Naquele instante, a metáfora do xadrez se tornou inevitável. Eu era apenas um peão movido no tabuleiro, e ele, como grande enxadrista, já sabia desde o início qual seria a jogada final. Quando perguntou se eu gostava de cirurgia de emergência, já tinha certeza da resposta. Quando me pediu a justificativa, sabia que eu me entregaria ao entusiasmo. E, quando me posicionou diante da plateia da pós-graduação, deu o xeque-mate.

Era impossível não admirar aquela astúcia. O mestre não apenas ensinava em sala de aula, mas criava situações que forçavam o discípulo a se superar. Ao invés de me oferecer mais um texto para estudar ou uma palestra para ouvir, colocou-me diante de um desafio real, onde a falha significava constrangimento, mas o sucesso abriria horizontes.

Passei o restante da tarde dividido entre ansiedade e preparação. Rascunhei ideias, organizei casos clínicos, repassei conceitos. O tempo parecia escorrer pelas mãos. Às 20 horas, lá estava eu, no auditório do décimo andar. A sala repleta, os olhares atentos, a expectativa palpável. Eu sabia que, além dos alunos de mestrado e doutorado, pairava invisível a presença do próprio Saul Goldenberg, observando cada movimento, cada palavra.

A aula aconteceu. Não recordo hoje cada detalhe, mas lembro da sensação de enfrentar algo muito maior do que eu. Lembro da tensão que se transformou em energia, do nervosismo que se converteu em foco. E, sobretudo, lembro do aprendizado: que os maiores desafios não vêm quando estamos prontos, mas quando somos surpreendidos.

Naquele dia, compreendi algo que carrego até hoje: o verdadeiro mestre não transmite apenas conhecimento; ele cria circunstâncias em que o aprendiz é forçado a descobrir a própria força. Saul Goldenberg poderia ter me explicado a importância de estar preparado, poderia ter falado horas sobre a imprevisibilidade da vida e da medicina. Mas preferiu outro caminho: lançou-me à prova, como quem joga o discípulo no mar profundo para que aprenda a nadar.

Esse episódio marcou minha vida. Não apenas me ensinou sobre cirurgia, mas sobre estratégia, liderança e formação humana. Ao longo da minha carreira, percebi que muitas vezes os alunos não precisam apenas de aulas ou livros. Precisam de desafios que os façam enfrentar seus medos e reconhecer suas capacidades. Replicar essa lógica tornou-se parte da minha prática docente: provocar, instigar, lançar o estudante em situações que o obrigam a crescer.

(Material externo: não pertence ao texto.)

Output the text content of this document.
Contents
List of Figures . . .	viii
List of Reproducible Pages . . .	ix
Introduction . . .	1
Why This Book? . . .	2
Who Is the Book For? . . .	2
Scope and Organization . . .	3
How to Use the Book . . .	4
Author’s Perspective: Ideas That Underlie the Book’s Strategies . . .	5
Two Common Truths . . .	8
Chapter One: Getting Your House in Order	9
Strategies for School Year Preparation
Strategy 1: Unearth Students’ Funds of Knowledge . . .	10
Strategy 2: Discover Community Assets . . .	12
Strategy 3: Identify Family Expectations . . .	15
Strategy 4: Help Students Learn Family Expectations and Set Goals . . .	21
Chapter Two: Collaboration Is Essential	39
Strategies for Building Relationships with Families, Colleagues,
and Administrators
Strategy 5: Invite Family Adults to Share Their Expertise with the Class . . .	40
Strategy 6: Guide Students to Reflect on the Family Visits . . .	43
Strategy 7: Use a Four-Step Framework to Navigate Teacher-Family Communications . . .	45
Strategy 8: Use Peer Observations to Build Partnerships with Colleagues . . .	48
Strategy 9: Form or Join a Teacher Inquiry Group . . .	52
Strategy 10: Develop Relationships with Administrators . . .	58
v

Hoje, ao recordar aquela tarde na UNIFESP, vejo com clareza que não era apenas uma conversa casual. Era um momento preparado com a maestria de um grande estrategista. Um xeque-mate pedagógico que moldou minha visão de ensino e de vida.

Assim eu vivenciei, assim eu compartilho com vocês.


Moral da História

O verdadeiro mestre não oferece atalhos nem respostas fáceis. Ele cria oportunidades inesperadas que obrigam o aprendiz a se superar. É no choque entre o medo e a coragem que nasce o aprendizado duradouro. E foi assim, naquela tarde aparentemente comum, que aprendi uma das maiores lições da minha vida: os desafios que nos surpreendem são, na verdade, presentes disfarçados.